A tarde estava amena. Uma linda tarde de outono, sem Sol a brilhar, mas clara, em que a tonalidade da luz dava um certo romantismo ao casario que emoldura a praça. Sentei-me na esplanada de “A Aldeia dos Sabores” o mobiliário é mais confortável, que em “O Chico Lobo” e nada obstrui a visão.

O senhor Marques trouxe o descafeinado e bebido este fiquei mergulhada na chávena, com os olhos de fora, a saborear a quietude do dia. A senhora sentada que chamou o marido “Ei! Onde vais?” ; a outra que se sentou e, enganando a dieta, pediu, um croissant partido ao meio para não comer muito de uma vez; as pombas, que me irritam pela proximidade, mas que gosto de ver esvoaçar; a advogada que se aproximou das amigas e que, de pé, contou a experiência desastrosa da marmelada que tentara fazer pela primeira vez. “Vale-me a minha irmã, que faz na Bimby e me abastece”; os caminhantes que atravessavam despudoramente a praça, os que timidamente seguiam pelo passeio…

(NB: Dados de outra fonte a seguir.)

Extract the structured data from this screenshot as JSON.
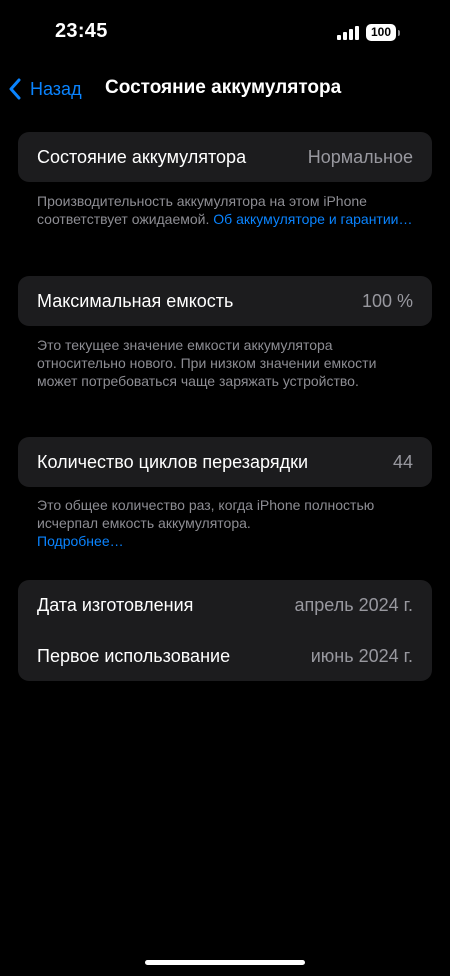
{
  "status_bar": {
    "time": "23:45",
    "battery_level": "100"
  },
  "nav": {
    "back_label": "Назад",
    "title": "Состояние аккумулятора"
  },
  "battery_health": {
    "label": "Состояние аккумулятора",
    "value": "Нормальное",
    "footnote_text": "Производительность аккумулятора на этом iPhone соответствует ожидаемой. ",
    "footnote_link": "Об аккумуляторе и гарантии…"
  },
  "max_capacity": {
    "label": "Максимальная емкость",
    "value": "100 %",
    "footnote": "Это текущее значение емкости аккумулятора относительно нового. При низком значении емкости может потребоваться чаще заряжать устройство."
  },
  "cycle_count": {
    "label": "Количество циклов перезарядки",
    "value": "44",
    "footnote_text": "Это общее количество раз, когда iPhone полностью исчерпал емкость аккумулятора.",
    "footnote_link": "Подробнее…"
  },
  "dates": {
    "manufacture_label": "Дата изготовления",
    "manufacture_value": "апрель 2024 г.",
    "first_use_label": "Первое использование",
    "first_use_value": "июнь 2024 г."
  },
  "icons": {
    "back": "chevron-left-icon",
    "signal": "cellular-signal-icon",
    "battery": "battery-icon"
  },
  "colors": {
    "accent": "#0a84ff",
    "background": "#000000",
    "card": "#1c1c1e",
    "secondary_text": "#98989f"
  }
}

Ele chegou sem que o visse. “Não quis deixar de a cumprimentar”. Era o amigo de uma amiga. “Porque não se senta?” Convidei, considerando que era o mínimo que poderia fazer por quem depois de me cumprimentar, continuava de pé junto de mim. Ele sentou-se.

Nem sei como, a conversa tomou logo o rumo da política, por conta da afirmação recente do ministro. “Desculpe interromper, mercê da militância, gozo do privilégio de falar de política nos sítios próprios, não vamos deteriorar este encontro informal, com o estado caótico do País.”

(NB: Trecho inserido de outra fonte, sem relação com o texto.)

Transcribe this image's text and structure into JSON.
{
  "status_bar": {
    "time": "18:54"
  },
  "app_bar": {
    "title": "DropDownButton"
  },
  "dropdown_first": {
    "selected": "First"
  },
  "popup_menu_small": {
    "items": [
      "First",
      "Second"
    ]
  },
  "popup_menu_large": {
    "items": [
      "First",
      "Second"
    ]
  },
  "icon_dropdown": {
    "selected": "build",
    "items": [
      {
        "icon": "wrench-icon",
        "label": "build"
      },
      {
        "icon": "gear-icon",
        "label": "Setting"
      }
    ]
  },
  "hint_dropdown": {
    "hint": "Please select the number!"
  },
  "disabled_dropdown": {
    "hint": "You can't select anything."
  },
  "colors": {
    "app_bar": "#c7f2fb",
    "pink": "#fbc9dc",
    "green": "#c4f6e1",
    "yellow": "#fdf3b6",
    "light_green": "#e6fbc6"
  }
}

O senhor insistia que era “formiga”, desenhou um ângulo de fraca amplitude na conversação e ei lo a falar de dinheiro, do seu dinheiro, da sua poupança, do seu discernimento nos investimentos, da inteligência com que fechava negócios e, por aí fora, num mar de fartura de ondas altas. Eu estava saturada com o despropósito da conversa e ainda arrisquei desinteressada “que bom para si…” O senhor não entendeu e continuou desfiando o inventário.

Quando qualquer das filhas me massacra costumo perguntar “e se fosse chatear a mãezinha?!” Era mesmo a pergunta que me apetecia porque aquele não responderia o que qualquer delas me responde “é precisamente o que estou a fazer…” , mas sorri, num esforço derradeiro… “esse tilintar de euros ensurdeceu-me. A conversa terá de ficar por aqui. Conversaremos mais noutra ocasião.” E fui embora, o mais depressa que pude.

Porque falarão os homens de dinheiro, quando não se vislumbra nada que possam comprar?


E na manhã seguinte, num mergulho rápido na mesma chávena de café, a minha amiga E. …
Um abraço apertado e ela tão animada. Quis saber como estava. Não sabia, tinha acabado a última série de tratamentos, mas sentia-se bem. De facto parecia feliz. Estava feliz.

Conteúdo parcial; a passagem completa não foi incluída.